Título: Secretário acusa ministro e é demitido
Autor: Folhapress
Fonte: Jornal do Brasil, 26/02/2005, País, p. A5

Depois de apontar descaso quanto à falta de medicamentos contra a Aids, indicado pelo PP é exonerado por ''quebra de hierarquia''

BRASÍLIA - Três dias após acusar o ministro Humberto Costa (Saúde) de ignorar alertas sobre a possibilidade de falta de medicamentos contra a Aids na rede pública, o secretário de Ciência, Tecnologia e Insumos Estratégicos da pasta, Luiz Carlos Bueno de Lima, foi demitido ontem. A exoneração já foi publicada no Diário Oficial da União. Em entrevista ontem, Lima, que fora indicado pelo PP para o cargo, reafirmou as acusações, citando o que chamou de ''comando paralelo'' para cuidar das ações que caberiam à secretaria.

Interinamente, o cargo será ocupado pelo farmacêutico Dirceu Barbano, gerente de projetos da secretaria e responsável pela coordenação do Farmácia Popular, uma das bandeiras do presidente Luiz Inácio Lula da Silva na campanha eleitoral de 2002. Em nota, o Ministério da Saúde afirma que Lima foi exonerado por ''quebra de hierarquia e por declarações inverídicas dadas nos últimos dias''.
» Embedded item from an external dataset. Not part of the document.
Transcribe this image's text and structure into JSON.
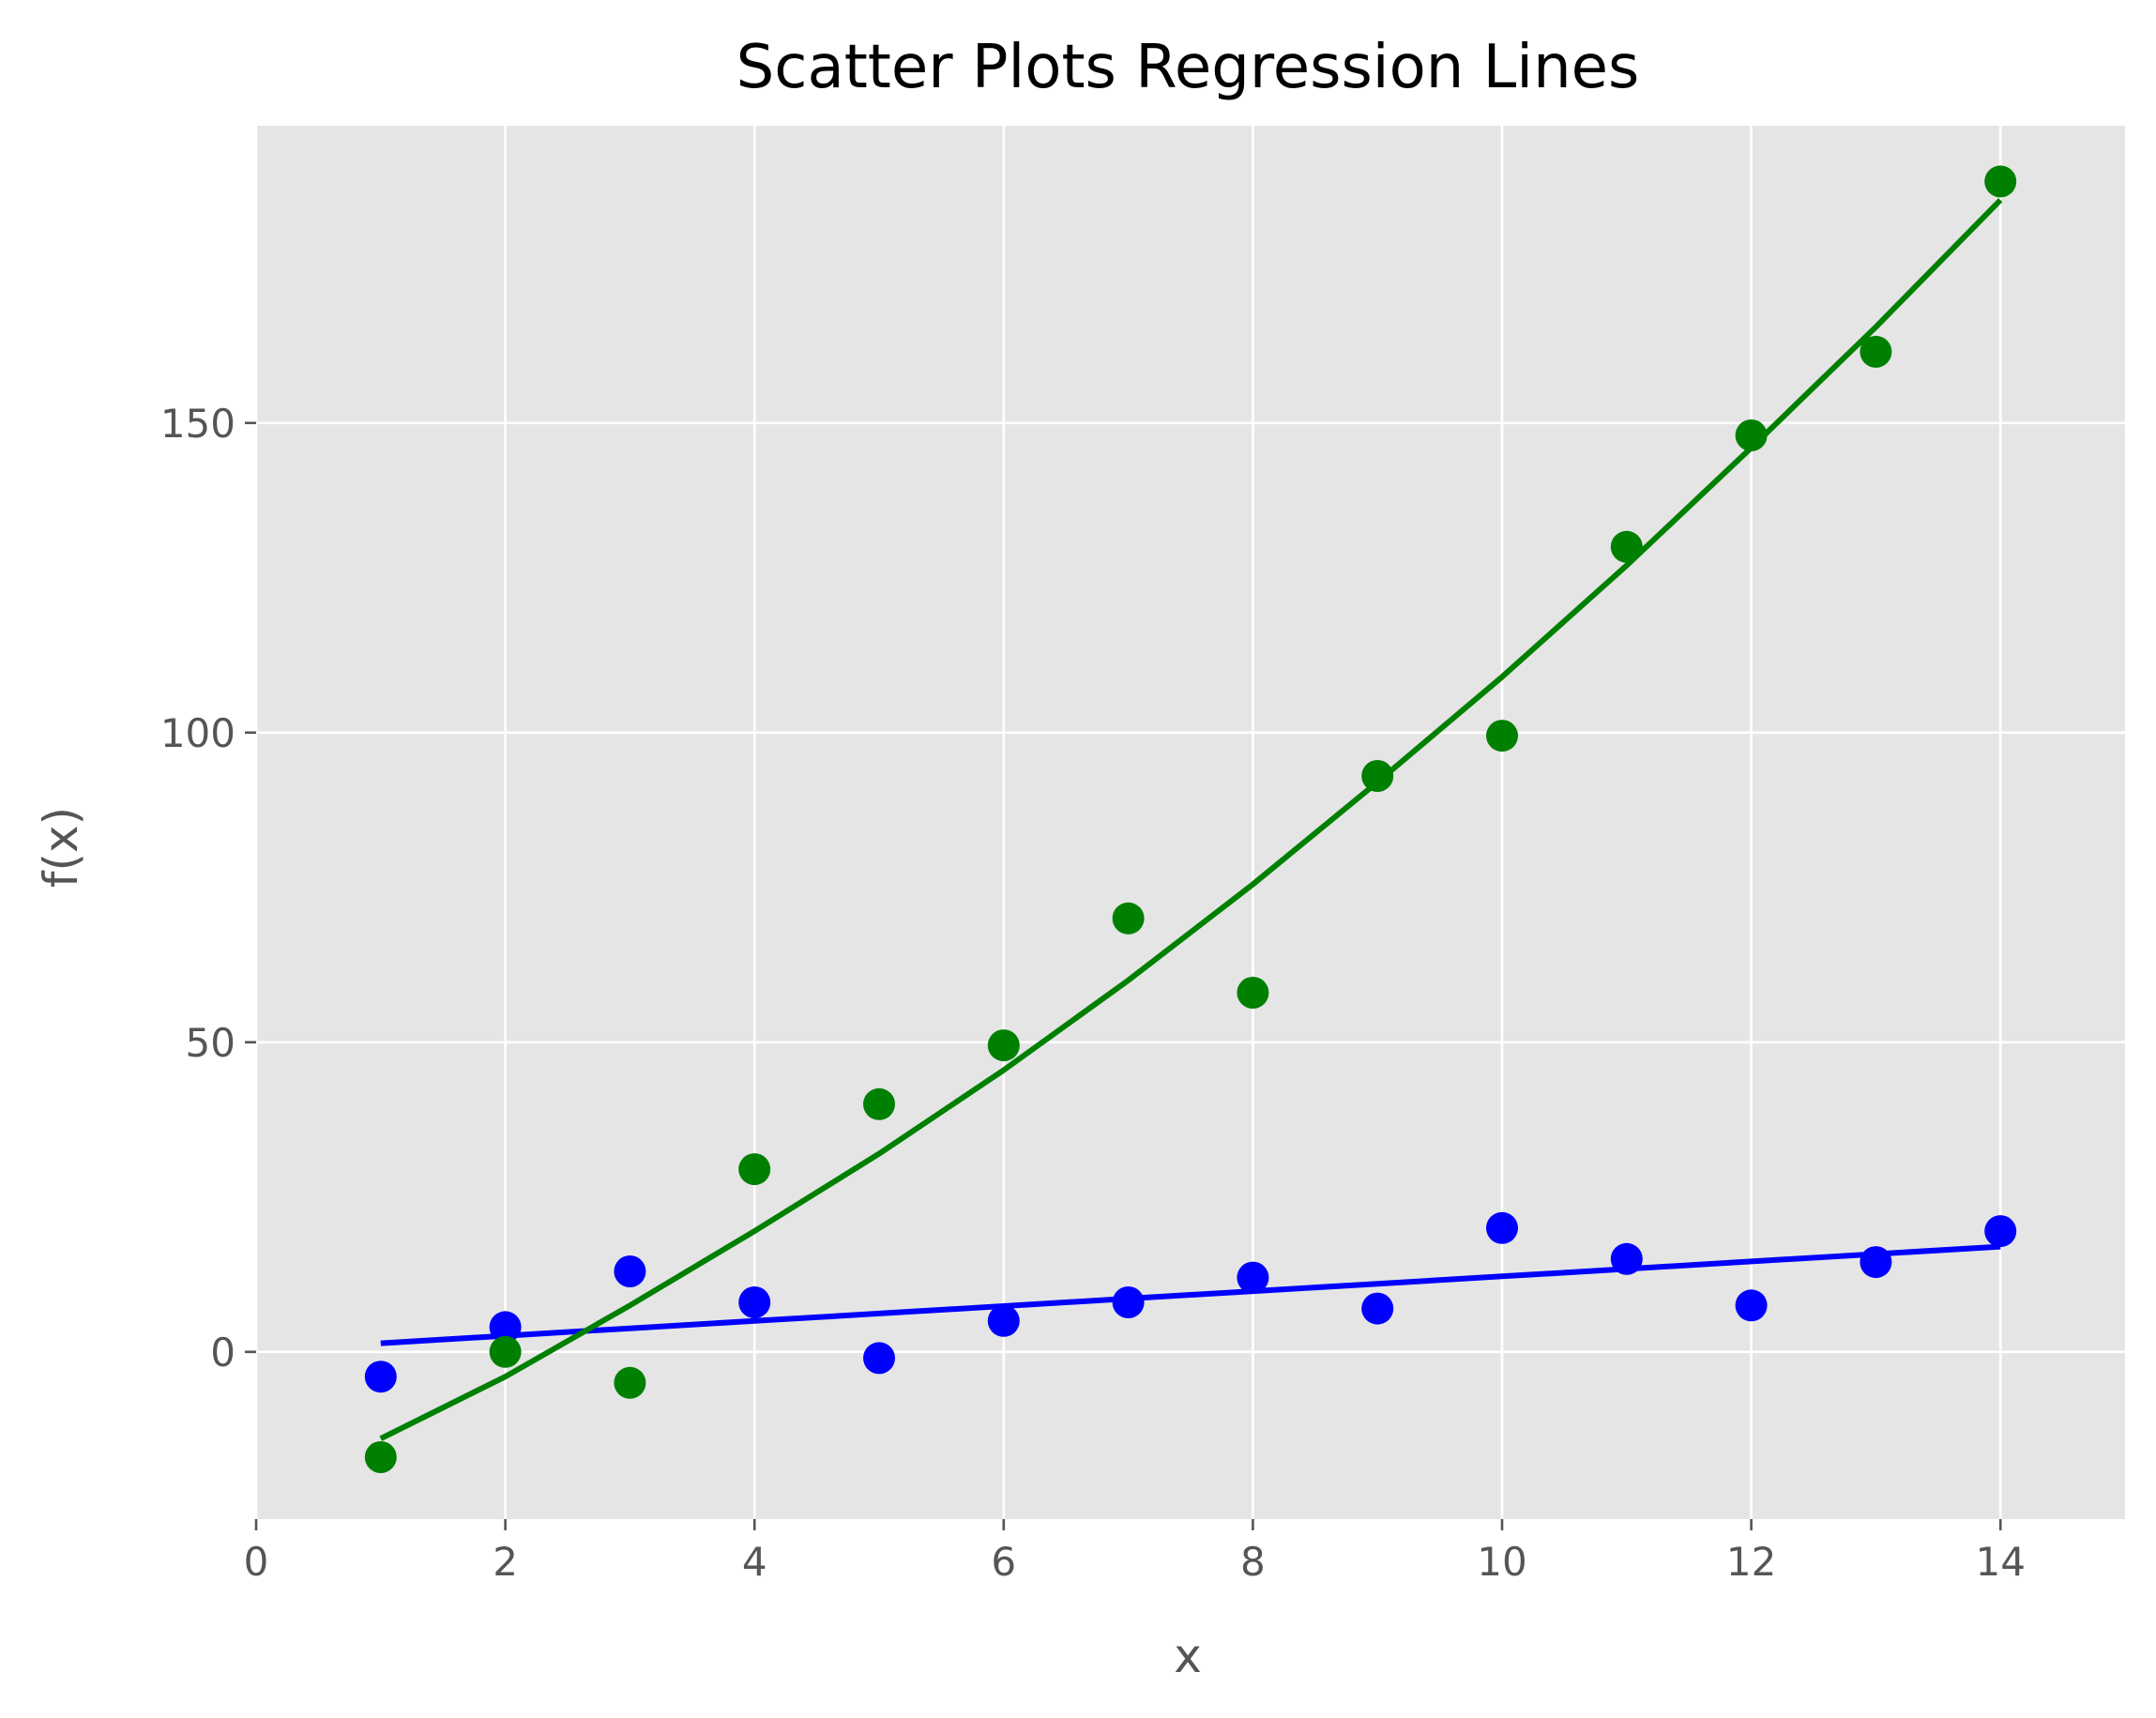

Esta semana, o então secretário de Ciência, Tecnologia e Insumos Estratégicos do ministério disse que o desabastecimento de medicamentos poderia ter sido evitado. Afirmou ainda que a crise ocorreu por interferência indevida das secretarias Executiva e de Vigilância em Saúde em sua área, responsável pela programação de compras de remédios, e que o ministro sabia do problema.
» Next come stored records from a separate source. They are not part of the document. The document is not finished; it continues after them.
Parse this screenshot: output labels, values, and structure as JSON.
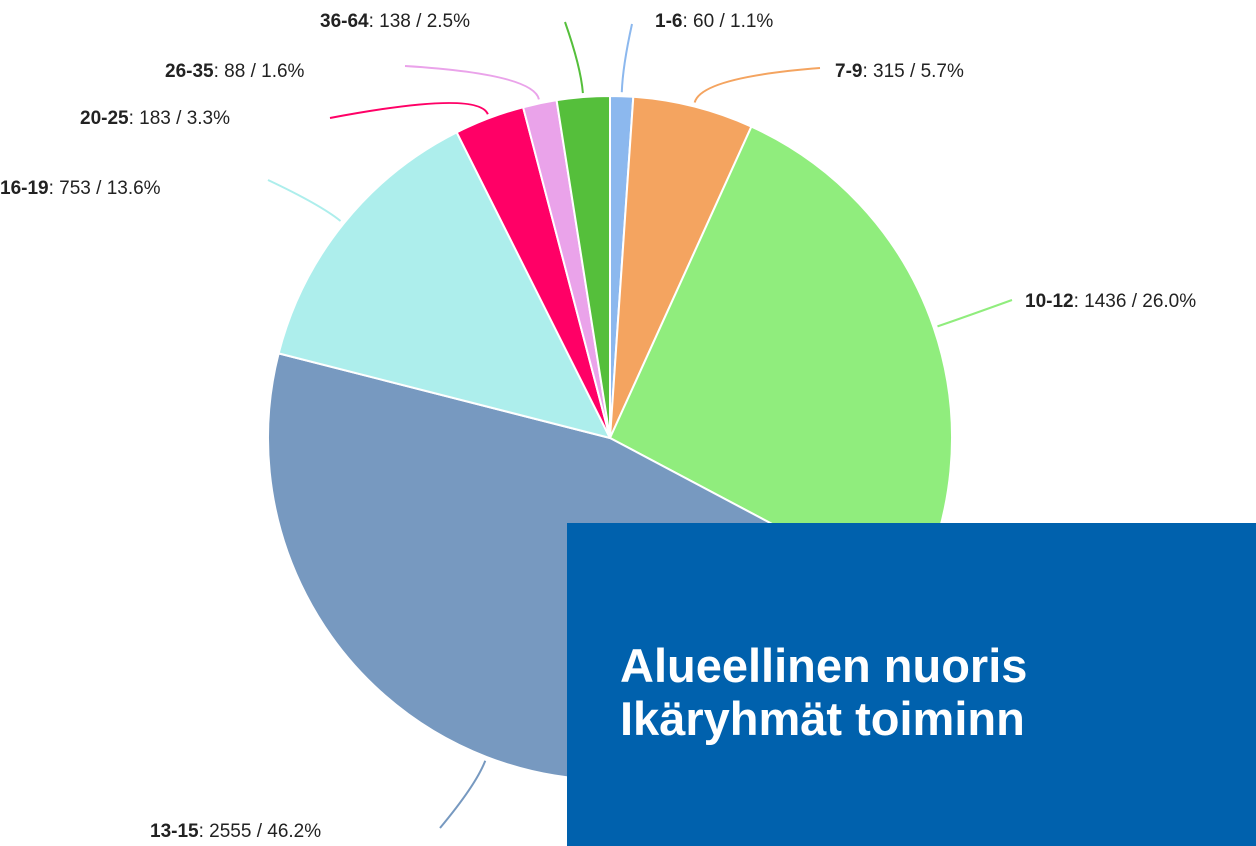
{
  "chart_data": {
    "type": "pie",
    "categories": [
      "1-6",
      "7-9",
      "10-12",
      "13-15",
      "16-19",
      "20-25",
      "26-35",
      "36-64"
    ],
    "values": [
      60,
      315,
      1436,
      2555,
      753,
      183,
      88,
      138
    ],
    "value_labels": [
      ": 60 / 1.1%",
      ": 315 / 5.7%",
      ": 1436 / 26.0%",
      ": 2555 / 46.2%",
      ": 753 / 13.6%",
      ": 183 / 3.3%",
      ": 88 / 1.6%",
      ": 138 / 2.5%"
    ],
    "colors": [
      "#8cb8ee",
      "#f4a460",
      "#90ed7d",
      "#7799c0",
      "#adeeec",
      "#ff0066",
      "#eaa3ea",
      "#55bf3b"
    ]
  },
  "overlay": {
    "lines": [
      "Alueellinen nuoris",
      "Ikäryhmät toiminn"
    ]
  }
}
O ministério nega a interferência e diz que ''nenhuma área técnica atua isoladamente''.

A falta de medicamentos anti-retrovirais, produzidos a partir do AZT, vem sendo registrada de forma em alguns estados desde o início do mês. Agravou-se na última semana, quando o caso veio à tona.

O ministério não tem levantamento do número de pacientes atingidos pelo problema. Lima diz que são 30 mil prejudicados entre os 150 mil que recebem os anti-retrovirais no país. A falta foi mais sentida em São Paulo, onde são 65 mil atendidos no programa.

O modelo de fornecimento de remédios para tratamento de Aids no Brasil é considerado referência no mundo.

O Ministério da Saúde diz que os problemas com a distribuição dos anti-retrovirais foram ''circunstanciais''. Segundo a pasta, houve atraso do fabricante indiano na entrega da matéria-prima para os laboratórios oficiais nacionais que produzem AZT.

- Assim que o ministério recebeu comunicação a respeito, adotou imediatamente todas as providências necessárias para regularizar o abastecimento, inclusive a importação de medicamentos da Argentina e dos Estados Unidos - afirma a nota divulgada ontem.

A Associação dos Laboratórios Oficiais Farmacêuticos do Brasil atribuiu o desabastecimento a um atraso no repasse de recursos do governo federal para as empresas. O ministério nega e diz ter repassado todos os valores conveniados para os laboratórios que estavam em dia com a documentação exigida. As declarações de Lima foram avaliadas no Planalto como deslealdade ao ministro.